By Peter Pitts
According to the latest report from the Altarum Institute, “moderate 2016 health spending growth continues a slow downward trend.” Unfortunately, this doesn’t fit the narrative of those who want to talk about runaway trains — especially for pharmaceuticals.
Here are the numbers: Hospital spending represents 32 percent of American healthcare spending, 20 percent goes to physician and clinical services, 15 percent goes to “other health spending,” and 10 percent is for prescription drugs.

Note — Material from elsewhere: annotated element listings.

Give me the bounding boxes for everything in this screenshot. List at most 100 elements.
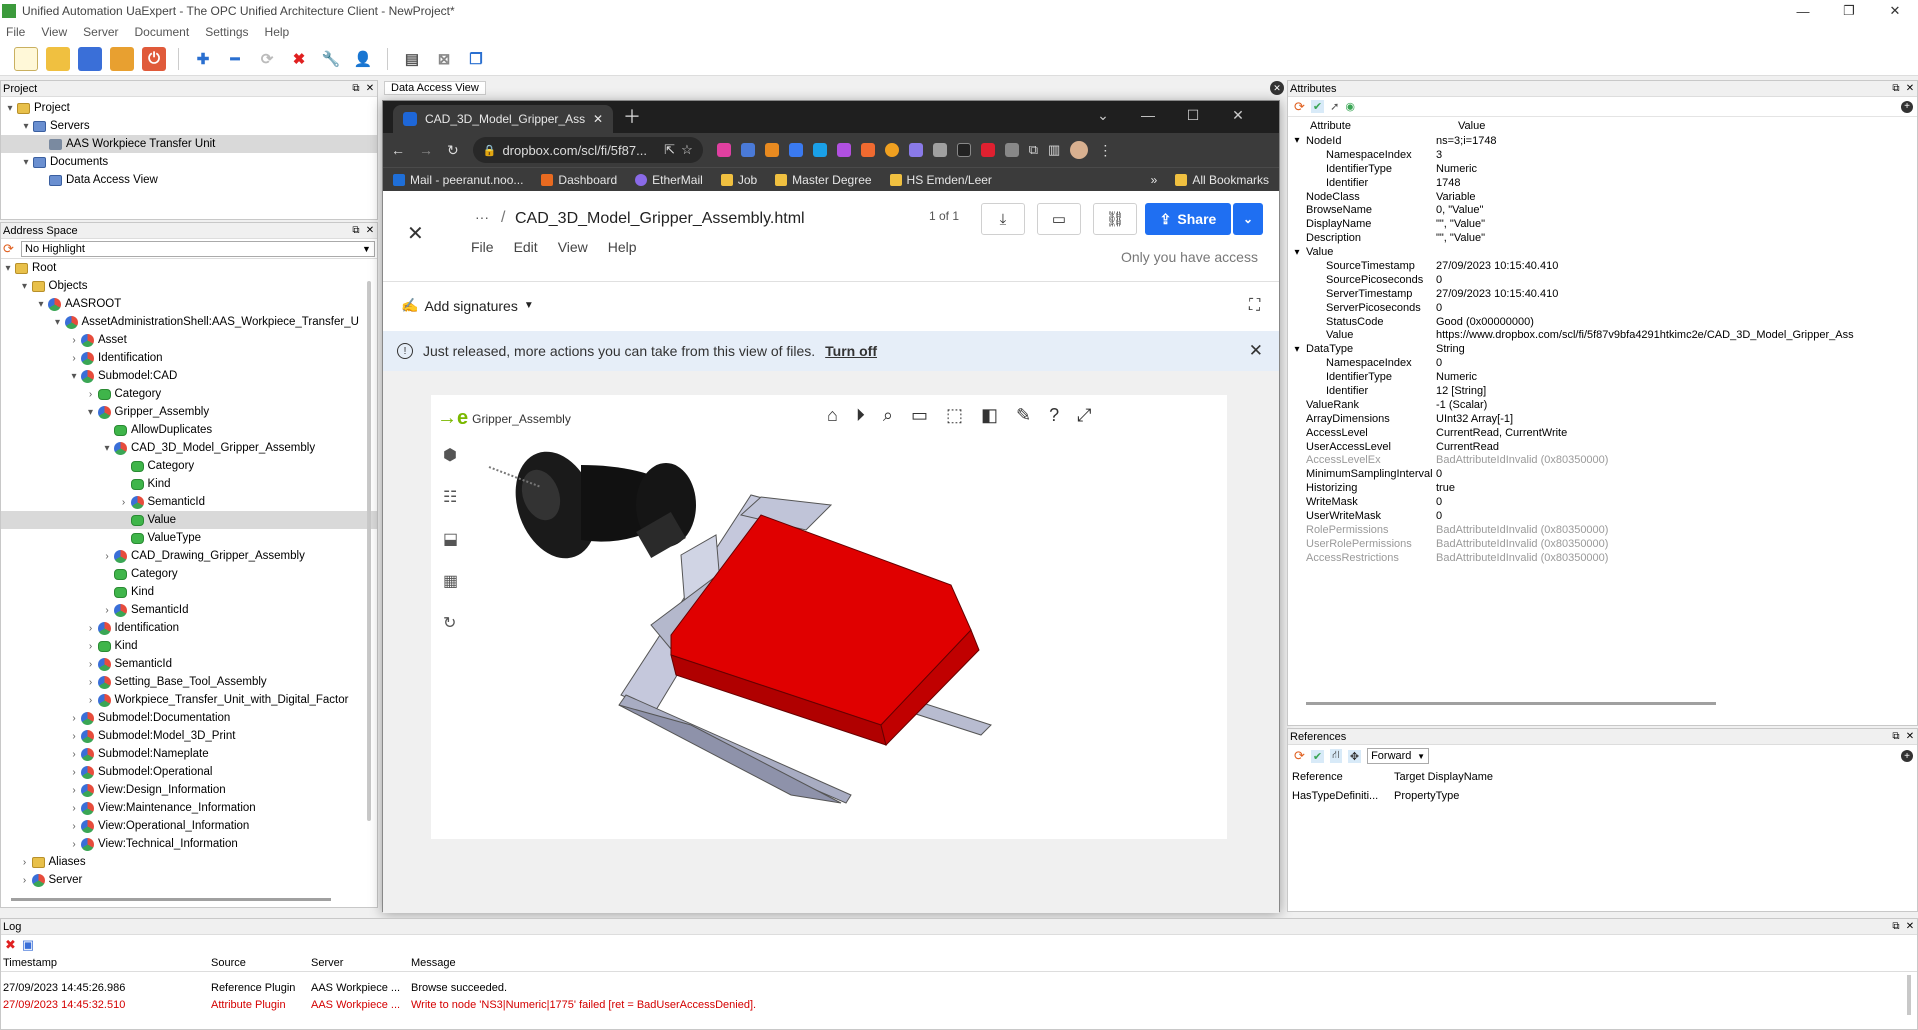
chevron-right-icon[interactable]: ›	[67, 731, 81, 742]
attribute-row[interactable]: NodeClass Variable	[1288, 190, 1917, 204]
extension-icon[interactable]	[956, 143, 971, 157]
tree-item[interactable]: ▾ Documents	[1, 153, 377, 171]
maximize-button[interactable]: ❐	[1826, 3, 1872, 19]
tree-item[interactable]: › Submodel:Documentation	[1, 709, 377, 727]
attribute-row[interactable]: ServerTimestamp 27/09/2023 10:15:40.410	[1288, 287, 1917, 301]
attribute-row[interactable]: IdentifierType Numeric	[1288, 162, 1917, 176]
bookmark-item[interactable]: HS Emden/Leer	[889, 173, 992, 187]
share-button[interactable]: ⇪ Share	[1145, 203, 1231, 235]
attribute-row[interactable]: IdentifierType Numeric	[1288, 370, 1917, 384]
back-icon[interactable]: ←	[391, 142, 405, 158]
chevron-right-icon[interactable]: ›	[100, 551, 114, 562]
save-as-icon[interactable]	[110, 46, 134, 71]
extension-icon[interactable]	[884, 143, 899, 157]
tree-item[interactable]: › Submodel:Operational	[1, 763, 377, 781]
chevron-down-icon[interactable]: ▾	[1288, 344, 1306, 355]
bookmark-item[interactable]: Master Degree	[775, 173, 872, 187]
tree-item[interactable]: › View:Technical_Information	[1, 835, 377, 853]
tree-item[interactable]: Category	[1, 565, 377, 583]
menu-settings[interactable]: Settings	[205, 25, 248, 39]
vertical-scrollbar[interactable]	[1907, 975, 1911, 1015]
tree-item[interactable]: ▾ AssetAdministrationShell:AAS_Workpiece_…	[1, 313, 377, 331]
minimize-button[interactable]: —	[1780, 4, 1826, 19]
attribute-row[interactable]: Identifier 12 [String]	[1288, 384, 1917, 398]
checkmark-icon[interactable]: ✔	[1310, 749, 1325, 763]
disconnect-icon[interactable]: ✖	[287, 47, 311, 71]
chevron-down-icon[interactable]: ▾	[1288, 247, 1306, 258]
chevron-down-icon[interactable]: ▾	[51, 317, 65, 328]
chevron-right-icon[interactable]: ›	[67, 749, 81, 760]
tree-item[interactable]: › SemanticId	[1, 493, 377, 511]
tree-item[interactable]: Data Access View	[1, 171, 377, 189]
extension-icon[interactable]	[788, 143, 803, 157]
dismiss-banner-icon[interactable]: ✕	[1249, 341, 1263, 361]
metamask-extension-icon[interactable]	[764, 143, 779, 157]
comment-icon[interactable]: ▭	[1037, 203, 1081, 235]
tree-item[interactable]: ▾ Objects	[1, 277, 377, 295]
close-icon[interactable]: ✕	[1903, 83, 1917, 94]
chevron-right-icon[interactable]: ›	[67, 335, 81, 346]
tab-search-icon[interactable]: ⌄	[1088, 107, 1118, 124]
tree-item[interactable]: › Identification	[1, 619, 377, 637]
chevron-down-icon[interactable]: ▾	[19, 157, 33, 168]
power-icon[interactable]: ⏻	[142, 46, 166, 71]
new-tab-icon[interactable]: ＋	[623, 103, 641, 129]
add-server-icon[interactable]: ✚	[191, 47, 215, 71]
extension-icon[interactable]	[716, 143, 731, 157]
attribute-row[interactable]: AccessLevel CurrentRead, CurrentWrite	[1288, 426, 1917, 440]
tree-item[interactable]: › Workpiece_Transfer_Unit_with_Digital_Fa…	[1, 691, 377, 709]
url-field[interactable]: 🔒 dropbox.com/scl/fi/5f87... ⇱ ☆	[472, 137, 703, 163]
monitor-icon[interactable]: ◉	[1345, 100, 1355, 113]
bookmark-item[interactable]: EtherMail	[635, 173, 703, 187]
attribute-row[interactable]: SourcePicoseconds 0	[1288, 273, 1917, 287]
reload-icon[interactable]: ↻	[447, 142, 459, 159]
share-page-icon[interactable]: ⇱	[664, 142, 675, 158]
add-icon[interactable]: +	[1901, 750, 1913, 762]
attribute-row[interactable]: SourceTimestamp 27/09/2023 10:15:40.410	[1288, 259, 1917, 273]
tree-item[interactable]: AllowDuplicates	[1, 421, 377, 439]
attribute-row[interactable]: RolePermissions BadAttributeIdInvalid (0x…	[1288, 523, 1917, 537]
horizontal-scrollbar[interactable]	[11, 898, 331, 901]
remove-document-icon[interactable]: ⊠	[432, 47, 456, 71]
browser-tab[interactable]: CAD_3D_Model_Gripper_Assemb ✕	[393, 105, 613, 133]
close-icon[interactable]: ✕	[363, 83, 377, 94]
float-icon[interactable]: ⧉	[1889, 921, 1903, 932]
tree-item[interactable]: › Asset	[1, 331, 377, 349]
fullscreen-icon[interactable]: ⛶	[1249, 297, 1260, 315]
extension-icon[interactable]	[932, 143, 947, 157]
share-options-chevron-icon[interactable]: ⌄	[1233, 203, 1263, 235]
file-menu-view[interactable]: View	[558, 239, 588, 255]
attribute-row[interactable]: ServerPicoseconds 0	[1288, 301, 1917, 315]
chevron-right-icon[interactable]: ›	[84, 695, 98, 706]
browser-close-button[interactable]: ✕	[1223, 107, 1253, 124]
save-log-icon[interactable]: ▣	[22, 937, 34, 953]
chevron-down-icon[interactable]: ▾	[84, 407, 98, 418]
chevron-down-icon[interactable]: ▾	[18, 281, 32, 292]
float-icon[interactable]: ⧉	[1889, 731, 1903, 742]
new-project-icon[interactable]	[14, 46, 38, 71]
tree-item[interactable]: ▾ Submodel:CAD	[1, 367, 377, 385]
attribute-row[interactable]: Description "", "Value"	[1288, 231, 1917, 245]
chevron-down-icon[interactable]: ▾	[67, 371, 81, 382]
chevron-down-icon[interactable]: ▾	[1288, 135, 1306, 146]
close-button[interactable]: ✕	[1872, 3, 1918, 19]
chevron-right-icon[interactable]: ›	[84, 623, 98, 634]
chevron-right-icon[interactable]: ›	[84, 659, 98, 670]
attribute-row[interactable]: NamespaceIndex 0	[1288, 356, 1917, 370]
chevron-right-icon[interactable]: ›	[67, 353, 81, 364]
chevron-right-icon[interactable]: ›	[84, 641, 98, 652]
network-icon[interactable]: ✥	[1347, 749, 1362, 763]
attribute-row[interactable]: ArrayDimensions UInt32 Array[-1]	[1288, 412, 1917, 426]
attribute-row[interactable]: AccessLevelEx BadAttributeIdInvalid (0x80…	[1288, 453, 1917, 467]
menu-view[interactable]: View	[41, 25, 67, 39]
checkmark-icon[interactable]: ✔	[1310, 100, 1325, 113]
tree-item[interactable]: › CAD_Drawing_Gripper_Assembly	[1, 547, 377, 565]
chevron-right-icon[interactable]: ›	[117, 497, 131, 508]
chevron-right-icon[interactable]: ›	[67, 803, 81, 814]
tree-item[interactable]: Kind	[1, 475, 377, 493]
tree-item[interactable]: › View:Operational_Information	[1, 817, 377, 835]
attribute-row[interactable]: BrowseName 0, "Value"	[1288, 203, 1917, 217]
chevron-right-icon[interactable]: ›	[67, 767, 81, 778]
file-menu-edit[interactable]: Edit	[514, 239, 538, 255]
tree-item[interactable]: › Server	[1, 871, 377, 889]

Here’s the headline — Pharmaceuticals represent 10 percent of American healthcare spending. A dime on the dollar. A smaller percentage than almost every nation in Europe.
And here’s the subhead — Spending on pharmaceuticals is growing at a slower rate (under four percent) than either hospital (just under five percent) or physician costs (just over five percent). This breakdown is based on the Bureau of Economic Analysis monthly spending data, including its most recent update released on August 29th of this year.
While pharmaceutical spending seems to be the only issue of interest to the media and politicians, the Altarum account isn’t the one they’re telling. Almost every story and every speech on the drug sector focuses on price without the context of value, using a few bad actors to represent the entire industry. Unfair? Sure — but life is unfair. There is, however, no excuse for slanted stories and untrue, accusatory political oration.
Disease is the enemy. Practicing physicians know this, but their professional association — the American Medical Association — seems in need of some education. The AMA’s new program, “truthinrx.org,” is entirely silent on the actual metrics of healthcare spending and the value of pharmaceutical innovation. Ignorance is not bliss.
Medicines lower health care costs by improving patient health and warding off more serious complications, government interventions that discourage drug development will increase health care spending, not cut it.
For instance, anti-retroviral drugs have cut the HIV/AIDS death rate a stunning 85 percent since the mid-1990s. That didn’t just save tens of thousands of lives — it also saved the U.S. economy $615 billion by averting health care spending and increasing worker productivity.
It’s also important to note that generic drugs, which account for 85 percent by volume of all the medicines used in the United States, are cheaper here than in Europe or Canada.
The current inquisition of the pharmaceutical industry is meant to justify government restrictions on drug pricing. If facts still matter, free-market competition will be exonerated and upheld as the best way to contain health care spending while delivering quality care. If they don’t matter, and legislators insist on imposing innovation-killing price controls, future health care savings will go up in smoke.
Healthcare innovation saves lives, saves money, promotes economic growth, and provides hope for hundreds of millions of people (both patients and care-givers) in the United States and around the world. It deserves respect — or at least honest reportage.
Does this sound naïve? Perhaps, but as Schopenhauer said, “All truth passes through three stages. First, it is ridiculed. Second, it is violently opposed. Third, it is accepted as being self-evident.”
Peter J. Pitts, a former FDA Associate Commissioner, is President of the Center for Medicine in the Public Interest.